This week’s hot topic: the demise of Wonga. Some see it as a success for a financial regulator showing a pay day lender who's boss; others see it as growing political momentum for financial sector transformation.
Yet the impact of fines on Wonga leaves a huge number of people still prey to larger private investors, who, unlike the Church of England are potentially looking to take over the lender’s loan book and bleed borrowers dry.
The Church of England’s potential involvement in the buy-out, (not the smoothest ride, given the controversy around its ownership of Amazon shares), has brought the debate to the table: what can responsible investing do to not only pull people out of financial crisis but also to help support the UK economy?

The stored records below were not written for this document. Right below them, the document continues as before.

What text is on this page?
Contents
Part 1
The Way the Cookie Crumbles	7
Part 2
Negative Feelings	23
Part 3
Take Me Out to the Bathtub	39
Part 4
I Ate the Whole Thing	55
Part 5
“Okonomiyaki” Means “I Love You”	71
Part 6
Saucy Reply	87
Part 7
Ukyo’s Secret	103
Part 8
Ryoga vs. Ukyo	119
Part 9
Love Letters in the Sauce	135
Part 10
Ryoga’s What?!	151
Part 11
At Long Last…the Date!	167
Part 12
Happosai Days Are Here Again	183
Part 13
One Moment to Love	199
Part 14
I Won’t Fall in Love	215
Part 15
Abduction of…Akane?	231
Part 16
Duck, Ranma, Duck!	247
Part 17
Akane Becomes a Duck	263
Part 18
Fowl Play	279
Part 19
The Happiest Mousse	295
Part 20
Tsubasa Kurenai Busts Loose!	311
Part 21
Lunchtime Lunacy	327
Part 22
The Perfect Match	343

And at what point do you take the measures to scrutinise your own investments and the wider reaching impacts they could be having?
It’s no coincidence that at the anniversary of the global financial crash, the question of whether we’re holding our investors to a high enough standard still rings loud.

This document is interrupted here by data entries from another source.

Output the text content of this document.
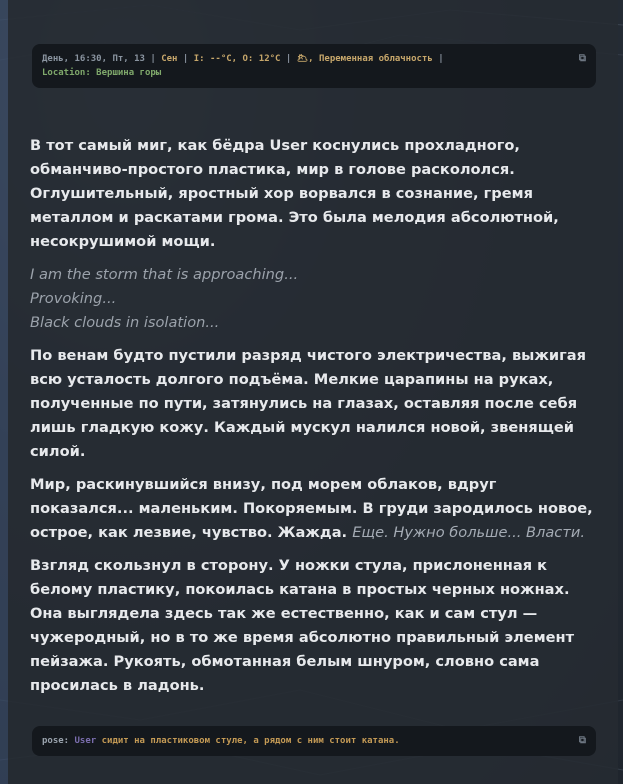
День, 16:30, Пт, 13 | Сен | I: --°C, O: 12°C | 🌥, Переменная облачность |
Location: Вершина горы
⧉

В тот самый миг, как бёдра User коснулись прохладного, обманчиво-простого пластика, мир в голове раскололся. Оглушительный, яростный хор ворвался в сознание, гремя металлом и раскатами грома. Это была мелодия абсолютной, несокрушимой мощи.

I am the storm that is approaching...
Provoking...
Black clouds in isolation...

По венам будто пустили разряд чистого электричества, выжигая всю усталость долгого подъёма. Мелкие царапины на руках, полученные по пути, затянулись на глазах, оставляя после себя лишь гладкую кожу. Каждый мускул налился новой, звенящей силой.

Мир, раскинувшийся внизу, под морем облаков, вдруг показался... маленьким. Покоряемым. В груди зародилось новое, острое, как лезвие, чувство. Жажда. Еще. Нужно больше... Власти.

Взгляд скользнул в сторону. У ножки стула, прислоненная к белому пластику, покоилась катана в простых черных ножнах. Она выглядела здесь так же естественно, как и сам стул — чужеродный, но в то же время абсолютно правильный элемент пейзажа. Рукоять, обмотанная белым шнуром, словно сама просилась в ладонь.

pose: User сидит на пластиковом стуле, а рядом с ним стоит катана.	⧉
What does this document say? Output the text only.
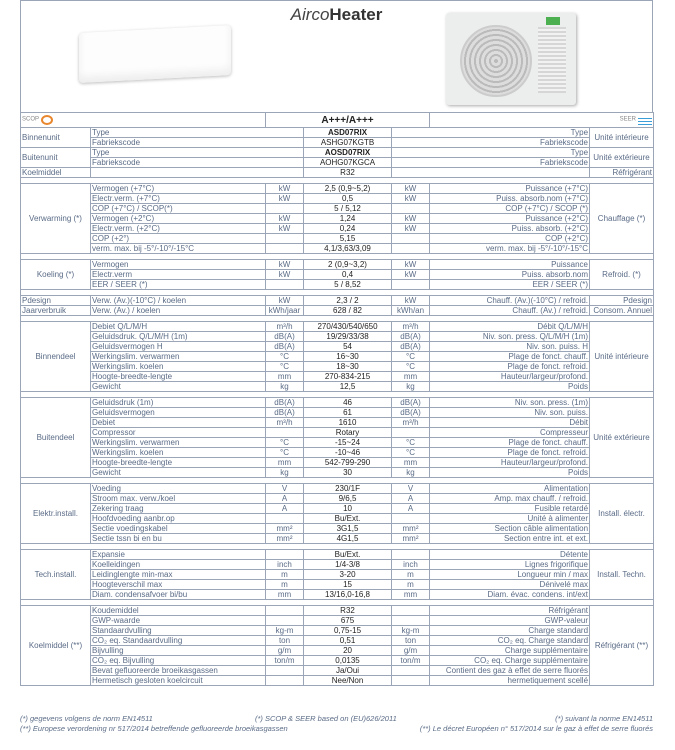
AircoHeater
SCOP		A+++/A+++			SEER	
Binnenunit	Type		ASD07RIX	Type		Unité intérieure
	Fabriekscode		ASHG07KGTB	Fabriekscode		
Buitenunit	Type		AOSD07RIX	Type		Unité extérieure
	Fabriekscode		AOHG07KGCA	Fabriekscode		
Koelmiddel			R32			Réfrigérant

Verwarming (*)	Vermogen (+7°C)	kW	2,5 (0,9~5,2)	kW	Puissance (+7°C)	Chauffage (*)
	Electr.verm. (+7°C)	kW	0,5	kW	Puiss. absorb.nom (+7°C)	
	COP (+7°C) / SCOP(*)		5 / 5,12		COP (+7°C) / SCOP (*)	
	Vermogen (+2°C)	kW	1,24	kW	Puissance (+2°C)	
	Electr.verm. (+2°C)	kW	0,24	kW	Puiss. absorb. (+2°C)	
	COP (+2°)		5,15		COP (+2°C)	
	verm. max. bij -5°/-10°/-15°C		4,1/3,63/3,09		verm. max. bij -5°/-10°/-15°C	

Koeling (*)	Vermogen	kW	2 (0,9~3,2)	kW	Puissance	Refroid. (*)
	Electr.verm	kW	0,4	kW	Puiss. absorb.nom	
	EER / SEER (*)		5 / 8,52		EER / SEER (*)	

Pdesign	Verw. (Av.)(-10°C) / koelen	kW	2,3 / 2	kW	Chauff. (Av.)(-10°C) / refroid.	Pdesign
Jaarverbruik	Verw. (Av.) / koelen	kWh/jaar	628 / 82	kWh/an	Chauff. (Av.) / refroid.	Consom. Annuel

Binnendeel	Debiet Q/L/M/H	m³/h	270/430/540/650	m³/h	Débit Q/L/M/H	Unité intérieure
	Geluidsdruk. Q/L/M/H (1m)	dB(A)	19/29/33/38	dB(A)	Niv. son. press. Q/L/M/H (1m)	
	Geluidsvermogen H	dB(A)	54	dB(A)	Niv. son. puiss. H	
	Werkingslim. verwarmen	°C	16~30	°C	Plage de fonct. chauff.	
	Werkingslim. koelen	°C	18~30	°C	Plage de fonct. refroid.	
	Hoogte-breedte-lengte	mm	270-834-215	mm	Hauteur/largeur/profond.	
	Gewicht	kg	12,5	kg	Poids	

Buitendeel	Geluidsdruk (1m)	dB(A)	46	dB(A)	Niv. son. press. (1m)	Unité extérieure
	Geluidsvermogen	dB(A)	61	dB(A)	Niv. son. puiss.	
	Debiet	m³/h	1610	m³/h	Débit	
	Compressor		Rotary		Compresseur	
	Werkingslim. verwarmen	°C	-15~24	°C	Plage de fonct. chauff.	
	Werkingslim. koelen	°C	-10~46	°C	Plage de fonct. refroid.	
	Hoogte-breedte-lengte	mm	542-799-290	mm	Hauteur/largeur/profond.	
	Gewicht	kg	30	kg	Poids	

Elektr.install.	Voeding	V	230/1F	V	Alimentation	Install. électr.
	Stroom max. verw./koel	A	9/6,5	A	Amp. max chauff. / refroid.	
	Zekering traag	A	10	A	Fusible retardé	
	Hoofdvoeding aanbr.op		Bu/Ext.		Unité à alimenter	
	Sectie voedingskabel	mm²	3G1,5	mm²	Section câble alimentation	
	Sectie tssn bi en bu	mm²	4G1,5	mm²	Section entre int. et ext.	

Tech.install.	Expansie		Bu/Ext.		Détente	Install. Techn.
	Koelleidingen	inch	1/4-3/8	inch	Lignes frigorifique	
	Leidinglengte min-max	m	3-20	m	Longueur min / max	
	Hoogteverschil max	m	15	m	Dénivelé max	
	Diam. condensafvoer bi/bu	mm	13/16,0-16,8	mm	Diam. évac. condens. int/ext	

Koelmiddel (**)	Koudemiddel		R32		Réfrigérant	Réfrigérant (**)
	GWP-waarde		675		GWP-valeur	
	Standaardvulling	kg-m	0,75-15	kg-m	Charge standard	
	CO₂ eq. Standaardvulling	ton	0,51	ton	CO₂ eq. Charge standard	
	Bijvulling	g/m	20	g/m	Charge supplémentaire	
	CO₂ eq. Bijvulling	ton/m	0,0135	ton/m	CO₂ eq. Charge supplémentaire	
	Bevat gefluoreerde broeikasgassen		Ja/Oui		Contient des gaz à effet de serre fluorés	
	Hermetisch gesloten koelcircuit		Nee/Non		hermetiquement scellé	
(*) gegevens volgens de norm EN14511	(*) SCOP & SEER based on (EU)626/2011	(*) suivant la norme EN14511
(**) Europese verordening nr 517/2014 betreffende gefluoreerde broeikasgassen	(**) Le décret Européen n° 517/2014 sur le gaz à effet de serre fluorés
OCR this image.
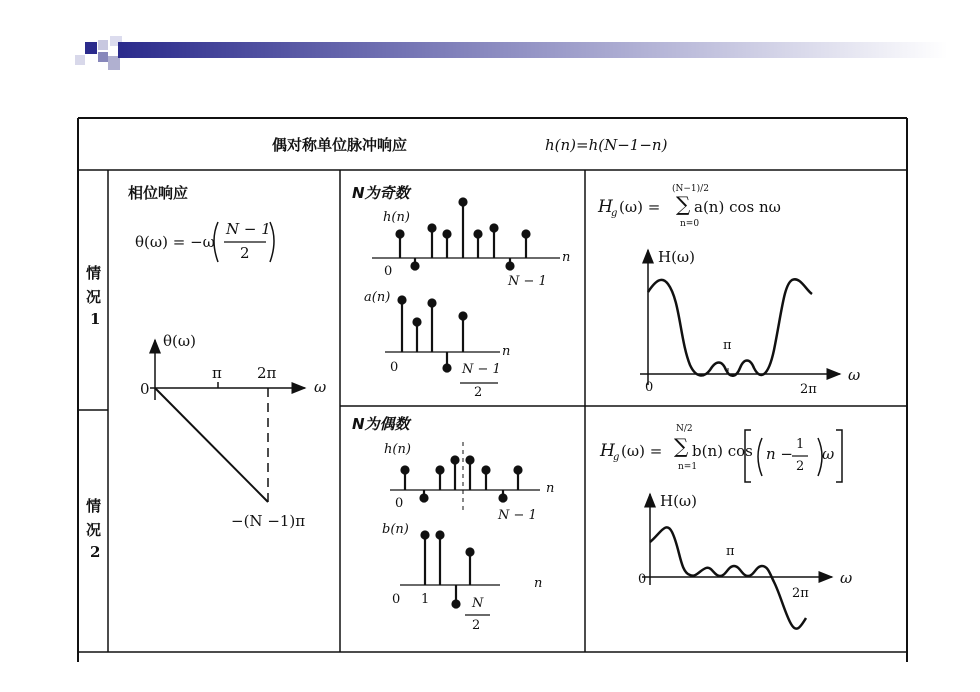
偶对称单位脉冲响应	h(n)=h(N−1−n)
情
况
1
情
况
2
相位响应
θ(ω) = −ω
N − 1
2
θ(ω)
0
π 2π
ω
−(N −1)π
N为奇数
h(n)
n
0
N − 1
a(n)
n
0	N − 1
2
N为偶数
h(n)
n
0
N − 1
b(n)
n
0 1	N
2
H
g (ω) =
(N−1)/2
∑
n=0
a(n) cos nω
H(ω)
0
π
2π
ω
H
g (ω) =
N/2
∑
n=1
b(n) cos n −
1
2
ω
H(ω)
0
π
2π
ω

Despite the Financial Conduct Authority introducing measures which ground Wonga’s activities to a halt, there are still no legal or regulatory standards coming from the UK or the EU to ensure that investors are actually checking where their money is going.
The UK investment industry is worth £6.9 trillion and there is growing evidence of UK investors investing in projects which fuel human rights abuses, land grabs or wide-scale environmental destruction around the world, and facing little or no consequence. We need to make sure that the spotlight on investors doesn’t end with Amazon and Wonga.
A recent Global Witness briefing, Indecent Exposure, highlighted the disturbing role that UK and other EU-based investors and their subsidiaries – including the Church of England, HSBC, Standard Life or Deutsche Bank – have knowingly or unknowingly played a part in bankrolling companies with projects linked to human rights violations and environmental destruction in poorer and less regulated countries.
Some of these investors, once informed of these links, have made active and immediate changes to halt any investments. The Church of England, for example, immediately withdrew investments from an oil company, after it failed to satisfy the Church with its response to evidence of human rights abuses, bribery and corruption linked to its operations in Virunga National Park, Africa’s oldest national park and a UNESCO heritage site situated in the Democratic Republic of Congo.
Others still have not, despite some of these case studies being brought to the table years ago – including a mining project in India which sparked violent protests; and deforestation and land grabbing that resulted from projects in Asia and Africa.
That this kind of behaviour by investors is still happening unbridled and with no preventative measures – exactly 10 years after a financial shock which showed us that the sector can’t be self-regulated – is nothing short of outrageous.
As Party Conference season gets into full swing, and we see some bold movement in the European Parliament to regulate investors at an EU level, it’s crucial that all UK political parties take a long hard look at what investor behaviour means in 2018.
It’s crucial that we introduce mandatory due diligence for all UK and EU investors, and their subsidiaries, to ensure that they have risk management processes in place to identify and mitigate environmental, social and governance risks and report on this – and it’s vital that we broaden the definition of sustainability risk for investors to ensure it covers not only risks to investors but also risks to people, and our planet.
Only then can we be sure that investors are really taking a long hard look at where their money – often our pensions and savings – is being funnelled for profit at the expense of human lives and our global climate.